In a recent article in The Stack, Paul Baird, UK Chief Technical Security Officer at Qualys, said that companies must move beyond a culture of blame. It’s not only critical for well-being, it's crucial for security, Baird says.
Blame can lead to recurring incidents
The article cites a 2021 paper, “Contemplating Blame in Cyber Security,” that shows a “wider emotional fallout” can occur when an employee is blamed for an incident:
“Dekker (2016) explains that when organizations blame, they lose the opportunity to learn from the event, and to be able to take remedial action. If they content themselves with blaming, the incident will probably re-occur because the causes have not been remedied.”
News stories may point fingers at humans for major outages, but leaders who truly want to learn how to minimize IT disasters should ask themselves if human error is a legitimate cause, says Darren Lea, Cutover Product Manager for Operational Resilience. “Is human error really a thing or is it about the environment we put people in, so they don’t perform the way we think they should or could?

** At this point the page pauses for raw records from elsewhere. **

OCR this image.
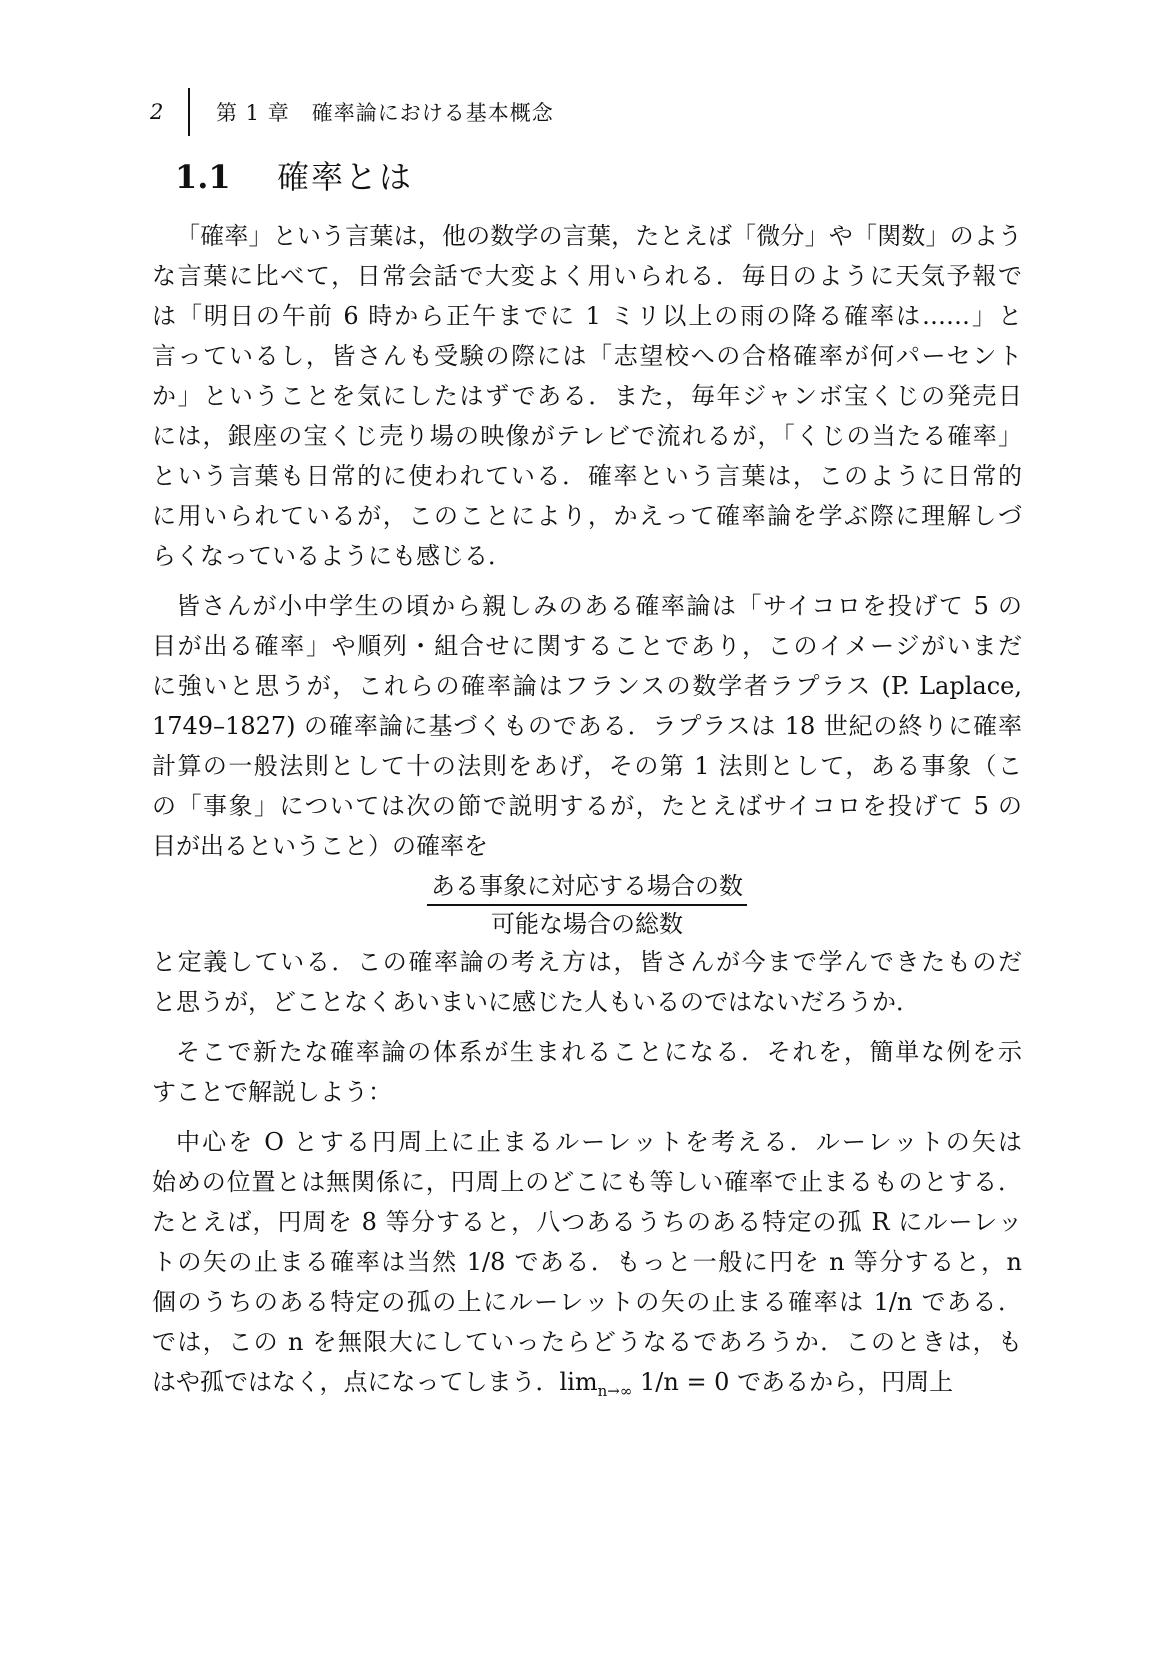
2	第 1 章　確率論における基本概念
1.1	確率とは
「確率」という言葉は，他の数学の言葉，たとえば「微分」や「関数」のよう
な言葉に比べて，日常会話で大変よく用いられる．毎日のように天気予報で
は「明日の午前 6 時から正午までに 1 ミリ以上の雨の降る確率は……」と
言っているし，皆さんも受験の際には「志望校への合格確率が何パーセント
か」ということを気にしたはずである．また，毎年ジャンボ宝くじの発売日
には，銀座の宝くじ売り場の映像がテレビで流れるが，「くじの当たる確率」
という言葉も日常的に使われている．確率という言葉は，このように日常的
に用いられているが，このことにより，かえって確率論を学ぶ際に理解しづ
らくなっているようにも感じる．
皆さんが小中学生の頃から親しみのある確率論は「サイコロを投げて 5 の
目が出る確率」や順列・組合せに関することであり，このイメージがいまだ
に強いと思うが，これらの確率論はフランスの数学者ラプラス (P. Laplace,
1749–1827) の確率論に基づくものである．ラプラスは 18 世紀の終りに確率
計算の一般法則として十の法則をあげ，その第 1 法則として，ある事象（こ
の「事象」については次の節で説明するが，たとえばサイコロを投げて 5 の
目が出るということ）の確率を
$\frac{\text{ある事象に対応する場合の数}}{\text{可能な場合の総数}}$
と定義している．この確率論の考え方は，皆さんが今まで学んできたものだ
と思うが，どことなくあいまいに感じた人もいるのではないだろうか．
そこで新たな確率論の体系が生まれることになる．それを，簡単な例を示
すことで解説しよう：
中心を O とする円周上に止まるルーレットを考える．ルーレットの矢は
始めの位置とは無関係に，円周上のどこにも等しい確率で止まるものとする．
たとえば，円周を 8 等分すると，八つあるうちのある特定の孤 R にルーレッ
トの矢の止まる確率は当然 1/8 である．もっと一般に円を n 等分すると，n
個のうちのある特定の孤の上にルーレットの矢の止まる確率は 1/n である．
では，この n を無限大にしていったらどうなるであろうか．このときは，も
はや孤ではなく，点になってしまう．$\lim_{n\to\infty} 1/n = 0$ であるから，円周上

And how could we have configured their environment differently?”
“You have to presume people are well intentioned — that nobody sets out to intentionally do their job badly,” Lea says. “So we should focus on environmental triggers and impacts that would cause something to happen.”
Finger-pointing is expensive
Companies can ill afford behavior that gets in the way of effective IT disaster recovery. Besides new rules that will require financial institutions to prove they can manage and recover from IT disruptions, outages are growing more frequent and more costly. According to the Uptime Institute’s 2022 Outage Analysis report, more than 60% of failures lead to at least $100,000 in annual losses — up from 39% in 2019. And outages that cost over $1 million rose from 11% to 15% over the same period.
Creating a culture of blame also can hurt employee retention, Lea says, in addition to creating unnecessary stress and fear, which in turn may leave ITDR issues unaddressed. “Blaming makes people less willing to hold their hand up and say, ‘I think there’s a problem here’ because it could come straight back to them,” Lea says.
Ending the blame game
Tech leaders who want to end the blame game may find they have to give up excessive control and “actually trust the staff they’ve hired,” Lea says. And if someone makes a mistake, they need to help both the employee and the organization — which likely played some role in that mistake — to improve and learn, he says. And they must learn to put their organizations business and financial needs ahead of the emotions of the moment.
“Ultimately, the blame game is just not a smart move,” Lea says.